One Year No Beer was born when Ruari Fairbairns finally plucked up the courage to give up drinking, following what he now realises was a troubled relationship with alcohol, for many years.
It was his go-to, his crux, his safety net and in the circles he moved in during his city broker years, it seemed that the more he drank, the more respected and successful he was perceived to be.
Ruari was immediately blown away with the benefits of an alcohol-free life – he got fitter, faster and healthier. He became a better husband, a better father and grew his oil broking business, reducing costs by 30%. His IBS and dry skin disappeared and there were no areas of his life that didn’t improve.
Following this revelation, he wanted to make people understand how big these benefits were, so he decided to create a challenge, and in 2016, launched One Year No Beer, a 90-day challenge – giving it away for free. It rapidly went viral and in the first year got over 20,000 signups. This is how One Year No Beer was born.
The online support, community and information hub created by these initial 20,000 members remains at the centre of everything that the online support network stands for.
So much so, that many of the founding members have gone on to start their own communities, podcasts and even yoga businesses all through the connections and community that received as part of being an OYNB member.
Ruari says: “Of course we have known since the beginning of time that we wanted to create an online community, powered by technology that could change behaviour through the power of community and there has never been a more connected community than through our social media channels, I’d go as far as to say that it’s the lifeblood of everything that we do.
“We understand that connecting, empowering and gamifying our experiences, will then enable users to connect with our brand and our missions in a much deeper sense. Not only does it support them in changing their behaviour, but it also allows us to connect virtually anywhere in the world to deliver behaviour change locally.
“Building an audience for your business is, in some ways easier and harder than it’s ever been. It’s easier because we have access to so much technology, platforms and resources to communicate with our customers and distribute our brand messaging but simultaneously, the abundance of information channels can make it so much harder to reach and resonate with our desired community or core customer demographic.
“Our attitude has always been to be completely different and positive in an industry which is traditionally stigmatised, so we have a very unique angle. Our solution is to connect the human race over peer support, and we build technology that facilitates connection through behaviour change,” Ruari adds.
One Year No Beer is a prominent force in preventative behaviour change, and the plan is now to diversify into lots of other behaviour change models, not just alcohol.
It has realised that when people change their relationship with negative behaviours like alcohol, they build self-worth.
It’s that self-worth that creates the platform for them to further change other areas of their lives, so they are now diversifying into other vertical markets such as caffeine, sugar, porn, gambling and drugs.

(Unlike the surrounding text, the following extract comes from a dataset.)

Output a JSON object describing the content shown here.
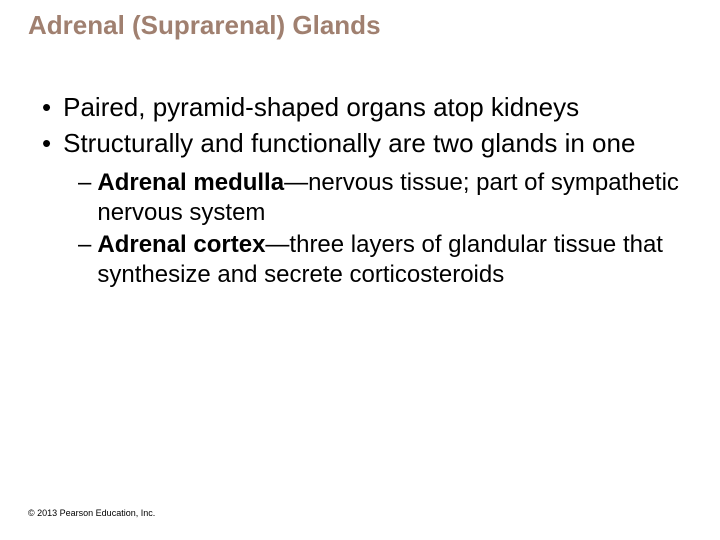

One Year No Beer has also recently closed its latest investment funding round, achieving 100% of funding target (£1.4M) within the first 24 hours of the campaign going live.
A total of 512 investors raised £1,756,563 which will now be reinvested back into the business to develop the technological infrastructure further, including the development of the member’s site as well as improvements to the future app functionality.

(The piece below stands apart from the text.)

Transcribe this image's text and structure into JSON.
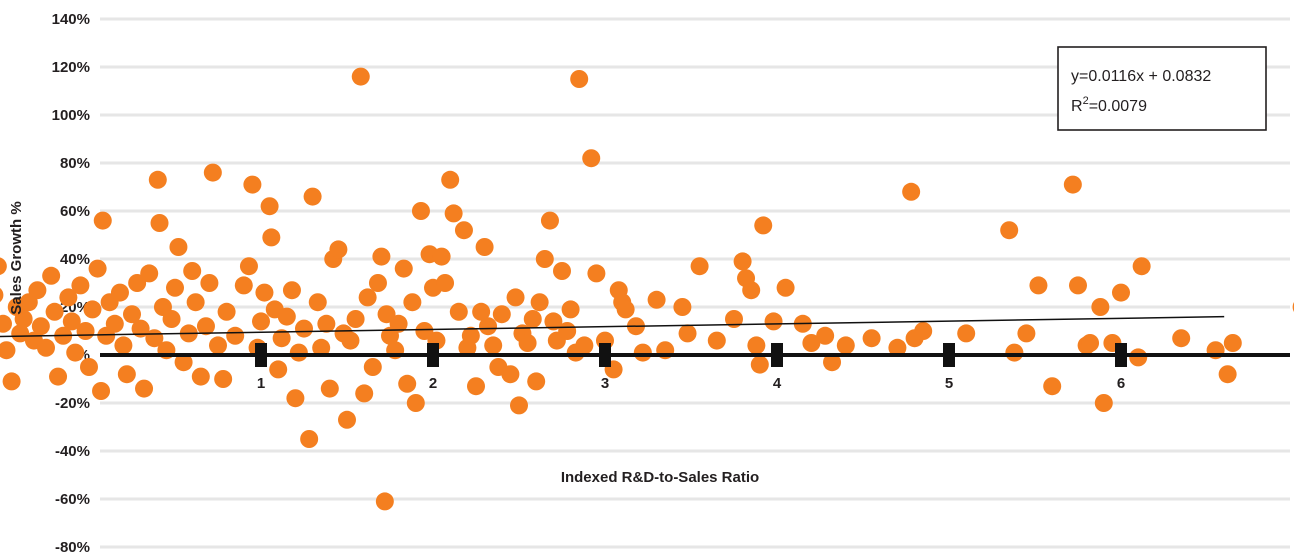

Fairbairns concludes: “Without a doubt, the main reason for people wanting to invest in us, is for the impact. People can see just how much an impact we can make on peoples’ lives.
“Also, it’s not just about the impact on the individual, it’s also about the impact on society as a whole.
“We have an opportunity to change the world. It’s not about prohibition, quite the opposite, alcohol is a symptom and our work at One Year No Beer is about helping to identify the cause. That is why we can have such a positive impact on so many.”